Several local business owners were so grateful that they offered the Realtors coffee, snacks and food throughout the day. “If you were just walking down the street with a bucket of paint, the businesses were thanking us,” one Realtor volunteer reported.

Brian Wilson, who is the downtown liaison for Community Planning and Development for the City of Olympia and a volunteer for ODA helped supervise the painting and marveled at the Realtor attitude and effort.

mima prairie cemetary
Realtors even cleaned the sign at the cemetery. Photo credit: Diane Weaver.

“This was the most successful Volunteers in Paint project we have had so far,” said Wilson, who, like Anna, took a vacation day to be there. “The Realtors are self-starters and they carried that spirit in their work for a great cause. They worked as a team and got the job done in half the time. Two and a half hours into the project, we needed more paint!”

Alec Johnston has organized the Community Service Day for three years and saw the paint project as a great way to help businesses downtown.

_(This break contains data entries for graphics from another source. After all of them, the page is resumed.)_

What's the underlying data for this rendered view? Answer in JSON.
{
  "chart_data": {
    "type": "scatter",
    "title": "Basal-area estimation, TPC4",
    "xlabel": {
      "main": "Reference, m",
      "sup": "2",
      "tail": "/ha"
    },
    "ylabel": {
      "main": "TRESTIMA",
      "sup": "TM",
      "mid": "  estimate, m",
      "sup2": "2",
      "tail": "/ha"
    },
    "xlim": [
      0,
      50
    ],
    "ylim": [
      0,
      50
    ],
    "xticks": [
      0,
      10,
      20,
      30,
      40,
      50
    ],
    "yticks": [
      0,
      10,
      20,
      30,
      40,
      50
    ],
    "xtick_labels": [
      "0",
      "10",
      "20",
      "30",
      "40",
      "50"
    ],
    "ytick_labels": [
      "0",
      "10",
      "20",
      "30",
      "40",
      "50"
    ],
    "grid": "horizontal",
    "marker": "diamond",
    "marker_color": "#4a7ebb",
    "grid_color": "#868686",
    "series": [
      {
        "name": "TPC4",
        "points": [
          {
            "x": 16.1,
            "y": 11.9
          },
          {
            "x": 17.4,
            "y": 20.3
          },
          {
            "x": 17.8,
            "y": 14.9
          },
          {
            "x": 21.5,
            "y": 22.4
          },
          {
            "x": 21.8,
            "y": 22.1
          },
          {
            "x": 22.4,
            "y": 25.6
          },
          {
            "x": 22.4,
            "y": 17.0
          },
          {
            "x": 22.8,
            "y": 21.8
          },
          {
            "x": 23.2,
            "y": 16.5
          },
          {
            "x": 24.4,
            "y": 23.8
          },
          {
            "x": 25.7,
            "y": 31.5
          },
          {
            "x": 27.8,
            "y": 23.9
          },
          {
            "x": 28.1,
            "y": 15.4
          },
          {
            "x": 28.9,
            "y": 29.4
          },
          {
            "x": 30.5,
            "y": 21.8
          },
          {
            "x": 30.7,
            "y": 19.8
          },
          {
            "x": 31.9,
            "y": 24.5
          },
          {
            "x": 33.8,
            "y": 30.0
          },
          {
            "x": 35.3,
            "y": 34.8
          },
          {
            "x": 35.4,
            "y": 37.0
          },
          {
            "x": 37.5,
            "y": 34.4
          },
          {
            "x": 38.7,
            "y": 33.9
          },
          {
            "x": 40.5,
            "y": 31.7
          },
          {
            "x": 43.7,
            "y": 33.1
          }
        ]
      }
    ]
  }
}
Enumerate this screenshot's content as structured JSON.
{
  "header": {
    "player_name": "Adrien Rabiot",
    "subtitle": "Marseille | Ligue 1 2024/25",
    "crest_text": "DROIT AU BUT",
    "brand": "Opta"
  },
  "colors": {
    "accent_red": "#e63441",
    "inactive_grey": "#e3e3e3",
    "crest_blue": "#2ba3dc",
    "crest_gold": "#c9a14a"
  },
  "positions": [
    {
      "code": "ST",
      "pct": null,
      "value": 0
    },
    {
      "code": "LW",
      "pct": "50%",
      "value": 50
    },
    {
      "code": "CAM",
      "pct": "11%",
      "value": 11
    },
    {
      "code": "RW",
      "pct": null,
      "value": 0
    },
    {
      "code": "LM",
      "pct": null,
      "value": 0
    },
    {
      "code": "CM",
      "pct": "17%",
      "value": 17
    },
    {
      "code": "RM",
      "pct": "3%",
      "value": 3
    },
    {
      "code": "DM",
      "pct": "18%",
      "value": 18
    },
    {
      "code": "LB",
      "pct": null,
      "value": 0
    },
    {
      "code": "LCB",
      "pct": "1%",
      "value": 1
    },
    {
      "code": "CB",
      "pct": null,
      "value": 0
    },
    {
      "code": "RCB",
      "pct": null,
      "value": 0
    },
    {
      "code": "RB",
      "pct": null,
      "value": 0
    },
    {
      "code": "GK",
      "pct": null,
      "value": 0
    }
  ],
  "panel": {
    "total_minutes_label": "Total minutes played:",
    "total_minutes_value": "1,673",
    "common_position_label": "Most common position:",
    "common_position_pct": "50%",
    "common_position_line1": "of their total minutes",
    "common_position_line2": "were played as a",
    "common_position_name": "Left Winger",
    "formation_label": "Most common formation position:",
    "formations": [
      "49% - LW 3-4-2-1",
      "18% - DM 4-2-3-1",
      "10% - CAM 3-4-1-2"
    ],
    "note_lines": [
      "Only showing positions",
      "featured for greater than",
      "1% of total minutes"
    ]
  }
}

“I had been hoping for years that we could help paint over graffiti downtown,” says Johnston. “The city had been paying for that. Finally, this year we had the opportunity to not only paint over the graffiti but paint entire walls and buildings.”

Cleaning Up an Old Cemetery

Some Realtor volunteers travelled south on I-5 that day to help clear out weeds, trim back grass and tidy up an old Mima cemetery, something the Realtor association does annually.

“We were at the Mima Prairie Pioneer Cemetery that is land-locked in the middle of the Weyerhaeuser tree farm,” says Eric Prehm, a Realtor who took a full day to be part of the clean-up. “It truly is an amazing place with headstones from the late 1800s to early 1900.”

Diane Weaver of Dream Weavers Real Estate first noticed the overgrown cemetery over three years ago when she and her mom were bike-riding.

mima prairie cemetery
Brendan Marchant of Pillar To Post Inspectors brought his tractor/brush hog to help clear the cemetery. Photo credit: Diane Weaver.

“It was so overgrown with blackberry brush, weeds and grass, we thought it was a small area at first, but when someone started clearing it away, it turned out to be rather large,” explains Diane. “Realtors’ annual clean-up is a major portion of its care. Everyone again this year did an exceptional job making the grounds look beautiful.”

Alec Johnston couldn’t be prouder of his peers and the work they accomplished.

“The Realtor volunteers contribute to the quality of life of our communities and the work we do helps community budgets,” says Alec. “Realtors are all proud of where we live—the places we market every day in our business. The difference we made is clearly visible in Olympia and Mima.”